Administrative law or regulatory law is law enacted by government agencies. The executive branch (deriving from the Office of the President) enacts administrative law in the United States. Government-mandated compliance measures are administrative laws.

The executive branch can create administrative law without requiring input from the legislative branch, but the law must still operate within the confines of the civil and criminal code, and can still come under scrutiny by the judicial branch. Some examples of administrative law are FCC regulations, HIPAA security mandates, FDA regulations, and FAA regulations.

Liability

Legal liability is another important legal concept for information security professionals and their employers. Society has grown quite litigious over the years, and the question of whether an organization is legally liable for specific actions or inactions can prove costly. Questions of liability often turn into questions regarding potential negligence. When attempting to determine whether certain actions or inactions constitute negligence, the Prudent Man Rule is often applied.

Two important terms to understand are due care and due diligence, which have become common standards that are used in determining corporate liability in courts of law.

Due Care

The standard of due care, or a duty of care, provides a framework that helps to define a minimum standard of protection that business stakeholders must attempt to achieve. Due care discussions often reference the Prudent Man Rule, and require that the organization engage in business practices that a prudent, right-thinking person would consider to be appropriate. Businesses that are found to have not been applying this minimum duty of care can be deemed as having been negligent in carrying out their duties.

The term “best practices” is used to discuss which information security technologies to adopt in organizations. Best practices are similar to due care in that they are both abstract concepts that must be inferred and are not explicit. Best practices mean organizations align themselves with the practices of the best in their industry; due care requires that organizations meet the minimum standard of care that prudent organizations would apply. As time passes, those practices which might today be considered best will tomorrow be thought of as the minimum necessary, which are those required by the standard of due care.

Due Diligence

A concept closely related to due care is due diligence. While due care intends to set a minimum necessary standard of care to be employed by an organization, due diligence requires that an organization continually scrutinize their own practices to ensure that they are always meeting or exceeding the requirements for protection of assets and stakeholders. Due diligence is the management of due care: it follows a formal process.

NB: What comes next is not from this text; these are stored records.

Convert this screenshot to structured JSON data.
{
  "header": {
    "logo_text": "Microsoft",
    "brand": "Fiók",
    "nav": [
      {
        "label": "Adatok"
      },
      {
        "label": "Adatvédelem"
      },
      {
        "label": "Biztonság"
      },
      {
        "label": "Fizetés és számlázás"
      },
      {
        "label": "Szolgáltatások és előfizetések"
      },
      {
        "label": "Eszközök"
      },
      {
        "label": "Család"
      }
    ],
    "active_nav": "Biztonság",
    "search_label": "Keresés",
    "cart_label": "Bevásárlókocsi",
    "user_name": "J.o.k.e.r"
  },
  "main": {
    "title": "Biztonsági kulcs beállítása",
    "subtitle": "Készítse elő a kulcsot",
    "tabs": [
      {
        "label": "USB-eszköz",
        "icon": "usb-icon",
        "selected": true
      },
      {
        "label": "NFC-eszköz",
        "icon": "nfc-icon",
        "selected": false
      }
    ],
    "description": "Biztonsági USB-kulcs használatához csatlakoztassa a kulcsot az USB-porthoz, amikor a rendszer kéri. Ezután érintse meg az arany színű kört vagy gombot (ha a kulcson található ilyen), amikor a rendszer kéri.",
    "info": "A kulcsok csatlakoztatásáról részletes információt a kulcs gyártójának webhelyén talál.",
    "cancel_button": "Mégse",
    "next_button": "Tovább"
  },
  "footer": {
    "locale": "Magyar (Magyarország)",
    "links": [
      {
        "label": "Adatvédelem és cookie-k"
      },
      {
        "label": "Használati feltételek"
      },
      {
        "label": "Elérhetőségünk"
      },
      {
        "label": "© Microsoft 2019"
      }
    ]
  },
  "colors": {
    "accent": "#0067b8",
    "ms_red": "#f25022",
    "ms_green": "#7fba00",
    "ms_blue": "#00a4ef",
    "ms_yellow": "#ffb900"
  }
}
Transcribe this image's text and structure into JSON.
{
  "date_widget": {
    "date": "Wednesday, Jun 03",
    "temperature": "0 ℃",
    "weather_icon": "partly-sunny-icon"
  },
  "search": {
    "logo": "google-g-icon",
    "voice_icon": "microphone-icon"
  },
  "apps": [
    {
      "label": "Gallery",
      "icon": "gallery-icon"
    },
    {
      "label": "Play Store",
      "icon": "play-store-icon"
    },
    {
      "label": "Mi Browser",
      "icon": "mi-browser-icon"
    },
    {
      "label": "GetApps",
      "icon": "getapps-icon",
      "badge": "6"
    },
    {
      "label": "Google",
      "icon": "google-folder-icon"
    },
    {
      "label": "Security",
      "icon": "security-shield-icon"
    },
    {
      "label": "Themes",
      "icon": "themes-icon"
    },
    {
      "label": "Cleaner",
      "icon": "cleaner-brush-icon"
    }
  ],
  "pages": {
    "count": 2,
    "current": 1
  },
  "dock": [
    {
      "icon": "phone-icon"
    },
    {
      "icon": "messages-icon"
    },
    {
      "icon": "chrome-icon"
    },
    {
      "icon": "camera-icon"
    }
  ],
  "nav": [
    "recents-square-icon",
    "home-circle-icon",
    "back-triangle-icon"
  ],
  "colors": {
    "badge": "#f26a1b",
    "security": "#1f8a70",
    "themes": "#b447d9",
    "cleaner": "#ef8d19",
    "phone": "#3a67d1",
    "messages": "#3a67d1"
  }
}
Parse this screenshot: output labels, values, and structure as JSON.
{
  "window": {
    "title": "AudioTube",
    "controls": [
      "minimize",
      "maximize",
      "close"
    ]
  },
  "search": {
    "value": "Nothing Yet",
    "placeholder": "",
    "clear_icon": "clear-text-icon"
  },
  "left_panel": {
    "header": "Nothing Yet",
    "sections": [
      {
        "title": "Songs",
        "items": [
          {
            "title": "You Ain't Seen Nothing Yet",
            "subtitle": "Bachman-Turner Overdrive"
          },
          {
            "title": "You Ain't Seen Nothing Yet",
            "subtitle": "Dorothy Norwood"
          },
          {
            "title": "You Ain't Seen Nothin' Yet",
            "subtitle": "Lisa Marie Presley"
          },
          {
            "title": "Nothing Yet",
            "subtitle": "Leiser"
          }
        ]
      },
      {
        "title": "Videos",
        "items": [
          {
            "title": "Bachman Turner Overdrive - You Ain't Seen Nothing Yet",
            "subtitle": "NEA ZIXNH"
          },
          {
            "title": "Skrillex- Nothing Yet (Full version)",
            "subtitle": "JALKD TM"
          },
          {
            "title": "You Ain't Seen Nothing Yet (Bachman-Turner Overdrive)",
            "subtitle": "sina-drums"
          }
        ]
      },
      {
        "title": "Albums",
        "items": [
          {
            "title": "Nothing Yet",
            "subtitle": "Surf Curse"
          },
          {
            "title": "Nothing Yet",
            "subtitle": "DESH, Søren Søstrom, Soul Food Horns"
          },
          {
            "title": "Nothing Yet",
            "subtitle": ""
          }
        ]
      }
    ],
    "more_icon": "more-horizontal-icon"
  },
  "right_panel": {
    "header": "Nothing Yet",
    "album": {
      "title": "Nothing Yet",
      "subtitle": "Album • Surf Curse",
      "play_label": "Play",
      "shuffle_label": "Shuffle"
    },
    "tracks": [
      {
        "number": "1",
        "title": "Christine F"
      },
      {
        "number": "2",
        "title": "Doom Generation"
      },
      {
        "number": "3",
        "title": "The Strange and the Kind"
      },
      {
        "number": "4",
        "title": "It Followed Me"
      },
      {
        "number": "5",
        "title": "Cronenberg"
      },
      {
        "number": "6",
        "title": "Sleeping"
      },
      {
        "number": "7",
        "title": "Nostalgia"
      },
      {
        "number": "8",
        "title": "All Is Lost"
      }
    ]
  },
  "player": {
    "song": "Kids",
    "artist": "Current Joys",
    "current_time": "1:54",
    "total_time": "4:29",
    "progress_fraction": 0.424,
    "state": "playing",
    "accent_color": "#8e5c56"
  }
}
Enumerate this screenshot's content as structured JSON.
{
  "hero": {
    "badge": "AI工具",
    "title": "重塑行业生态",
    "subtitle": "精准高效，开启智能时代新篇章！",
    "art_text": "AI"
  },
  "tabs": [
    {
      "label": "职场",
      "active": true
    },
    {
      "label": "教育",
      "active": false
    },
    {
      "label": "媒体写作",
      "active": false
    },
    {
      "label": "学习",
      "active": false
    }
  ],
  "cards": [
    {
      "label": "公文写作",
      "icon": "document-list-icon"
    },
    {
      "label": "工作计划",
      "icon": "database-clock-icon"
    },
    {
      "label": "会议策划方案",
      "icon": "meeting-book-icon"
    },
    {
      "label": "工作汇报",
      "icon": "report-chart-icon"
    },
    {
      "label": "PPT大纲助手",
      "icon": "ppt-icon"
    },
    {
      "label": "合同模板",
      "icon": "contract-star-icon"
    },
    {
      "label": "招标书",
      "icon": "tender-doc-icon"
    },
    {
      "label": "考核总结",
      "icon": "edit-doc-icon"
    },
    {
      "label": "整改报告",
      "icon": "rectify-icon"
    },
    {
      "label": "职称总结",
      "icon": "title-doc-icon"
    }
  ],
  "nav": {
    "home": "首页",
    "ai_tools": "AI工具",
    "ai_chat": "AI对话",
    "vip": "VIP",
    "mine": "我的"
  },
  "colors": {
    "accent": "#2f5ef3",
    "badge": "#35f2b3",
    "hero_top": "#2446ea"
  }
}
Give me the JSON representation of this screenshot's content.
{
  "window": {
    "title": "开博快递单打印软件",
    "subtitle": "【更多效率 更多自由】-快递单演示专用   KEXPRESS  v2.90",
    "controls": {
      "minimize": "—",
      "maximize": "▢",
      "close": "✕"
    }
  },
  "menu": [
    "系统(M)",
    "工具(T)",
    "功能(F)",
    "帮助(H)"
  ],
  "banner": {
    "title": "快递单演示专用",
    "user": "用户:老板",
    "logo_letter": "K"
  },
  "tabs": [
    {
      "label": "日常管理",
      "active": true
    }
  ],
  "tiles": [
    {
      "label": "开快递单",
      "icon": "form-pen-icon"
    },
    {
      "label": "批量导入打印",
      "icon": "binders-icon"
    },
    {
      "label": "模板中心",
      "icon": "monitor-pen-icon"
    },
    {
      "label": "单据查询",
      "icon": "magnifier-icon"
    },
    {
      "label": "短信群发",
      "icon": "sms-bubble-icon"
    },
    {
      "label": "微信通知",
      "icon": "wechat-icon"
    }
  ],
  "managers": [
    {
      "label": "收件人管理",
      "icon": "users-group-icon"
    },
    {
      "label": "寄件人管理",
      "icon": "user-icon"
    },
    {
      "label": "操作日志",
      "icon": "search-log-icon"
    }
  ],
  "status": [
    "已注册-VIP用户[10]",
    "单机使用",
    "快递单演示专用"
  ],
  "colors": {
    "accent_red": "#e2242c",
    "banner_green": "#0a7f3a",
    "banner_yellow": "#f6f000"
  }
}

Prior to its application in information security, due diligence was already used in legal realms. Persons are said to have exercised due diligence, and therefore cannot be considered negligent, if they were prudent in their investigation of potential risks and threats. In information security, there will always be unknown or unexpected threats just as there will always be unknown vulnerabilities. If an organization were compromised in such a way that caused significant financial harm to their consumers, stockholders, or the public, one of the ways in which the organization would defend its actions or inactions is by showing that they exercised due diligence in investigating the risk to the organization and acted sensibly and prudently in protecting against the risks being manifested.